- Born: 25 March 1960 (age 66) Manikganj, Bangladesh
- Occupation: Actor
- Years active: 1983–present
- Known for: Acting in drama

= Faruque Ahamed =

Bangladeshi actor

Faruque Ahmed is a playwright and actor in Bangladesh. He started his acting career by acting on stage while studying at the department of Geography and Environment of Jahangirnagar University. He was introduced across the country by playing a negative role called Rasik Lal in Baro rokom manus broadcast on Bangladesh Television. He was a regular face of popular playwright and writer Humayun Ahmed's drama.

== Early and personal life ==
Faruque Ahamed was born in Manikganj District of Dhaka division. He studied at the department of Geography and Environment at Jahangirnagar University. After passing out of the university, Faruque was involved in various NGOs including BRAC for a while. He is the father of a daughter.

== Career ==
Faruque Ahamed joined Dhaka theatre in 1983. There he worked with actors like Humayun Faridi, Afzal Hossain, Suborna Mustafa, Shimul Yousuf, Raisul Islam Asad, Ahmed Rubel and Litu Anam. He was associated with theatre for about 25 years. While in theatre, he was significantly discussed with his performances in plays like Kirtankhola, pracho, Keramat Mandal, Chakra and Yavati Kanya.

He was first significantly discussed Imdadul Haq Milan's TV drama Boro rokomer manus by playing Rasiklal. Shortly thereafter, he came to the notice of Humayun Ahmed and acted in the play Achin brikhho directed by him. After that, he became Sadin Khasru and Dr. Ejajul starred in Humayun Ahmed's popular series with Islam called Tara Tin Jon.

He also wrote the scripts of several plays including kal shaper donshon, uccho bonsho patra chai, digbaji, dui basinda and pani para. He directed the two dramas badragi badrul and how mau khaw.

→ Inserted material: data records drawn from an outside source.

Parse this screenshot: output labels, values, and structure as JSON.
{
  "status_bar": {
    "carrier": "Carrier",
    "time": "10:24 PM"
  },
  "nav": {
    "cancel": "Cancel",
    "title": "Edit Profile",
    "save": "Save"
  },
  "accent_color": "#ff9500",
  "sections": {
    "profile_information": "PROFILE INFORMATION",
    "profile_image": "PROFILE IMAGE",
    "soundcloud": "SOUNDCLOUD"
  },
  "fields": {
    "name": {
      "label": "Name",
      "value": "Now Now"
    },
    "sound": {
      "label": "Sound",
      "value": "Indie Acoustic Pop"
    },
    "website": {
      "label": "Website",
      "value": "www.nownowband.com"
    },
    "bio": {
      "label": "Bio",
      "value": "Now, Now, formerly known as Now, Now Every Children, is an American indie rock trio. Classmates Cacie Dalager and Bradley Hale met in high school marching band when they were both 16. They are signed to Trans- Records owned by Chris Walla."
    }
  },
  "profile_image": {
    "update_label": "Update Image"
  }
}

He is mainly known as a theatre actor but has also acted in a few films.

==Works==

=== Theatres ===
- Kirtankhola
- Pracha
- Keramat Mandal
- Cakra
- Yavati konnar mon

=== Television ===

- Boro Rokomer Manush
- Ochin Brikhho
- Humayun Ahmed
- Aaj Robibar
- Brikhho Manob
- Grihosukh Pvt. Ltd.
- Bonur Golpo
- Hablonger Bazarey
- 24 Caret Man
- Ghorer Khobor Porer Khobor
- Ami Aaj Bhejabo Chokh Somudro Joley!
- Ure Jai Bokpakkhi
- Tara Tinjon: Tea Master
- Juta Baba
- Mohan Choinik Chikitshok: Wang Pi
- Montri Mohodoyer Agomon Shubheccha Shagotom
- Yamuna'r Jol Dekhte Kalo
- Chor
- Homehappiness Pvt. Ltd.
- Jaitari
- The same case
- Ghost Luxury
- Silver Night
- Enayet Ali's Chhagol
- Hostage
- Behind the Scene
- FnF
- Graduate
- Jimmi
- Amra Jege Achi
- @18: All Time Dourer Upor
- Moneybag
- Faad O Bogar Golpo
- Sikander Box
- Behind the Trap
- Average Aslam
- Fatman
- Mahin Series
- Durer Bari Kacher Manush
- Chander Chada
- Behind The Puppy
- Syed Barir Bou
- Ekhane Keu Thakena
- Ekhane Keu Thakena 2
- Stories of traps and bobas
- Para
- Hitler wants to die
- Hoichoi Paribaar
- Shanti Molom 10 Taka
- Brazil vs Argentina Reloaded with Arosh Khan & Zaher Alvi

=== Films ===
- Nodir Naam Modhumoti (1996)
- Shyamol Chhaya (2004)
- Tok Jhaal Mishti (2005)
- Noy Number Bipod Sanket (2007)
- Ghetuputra Komola
- Taarkata (2014)
- Krishnopokkho (2016)
- Voyongkor Sundor (2017)
- Fagun Haway (2019)
- August 1975 (2021)
- Shuklopokkho (2022)
- Mukhosh (2022)
- Agamikal (2022)
- Esha Murder: Karmaphal (2025) as OC Sirajul
- Bonolota Express (2026)
- Kanamachi (Upcoming)

=== Web series ===
- Bhoyer Golpo – Murda Khat
- Sabrina (2022)
- Biye Jokhon Experiment (2025)

== Awards ==
Impressed by Faruque Ahamed's performance, Humayun Ahmed dedicated his book Lilua Batas.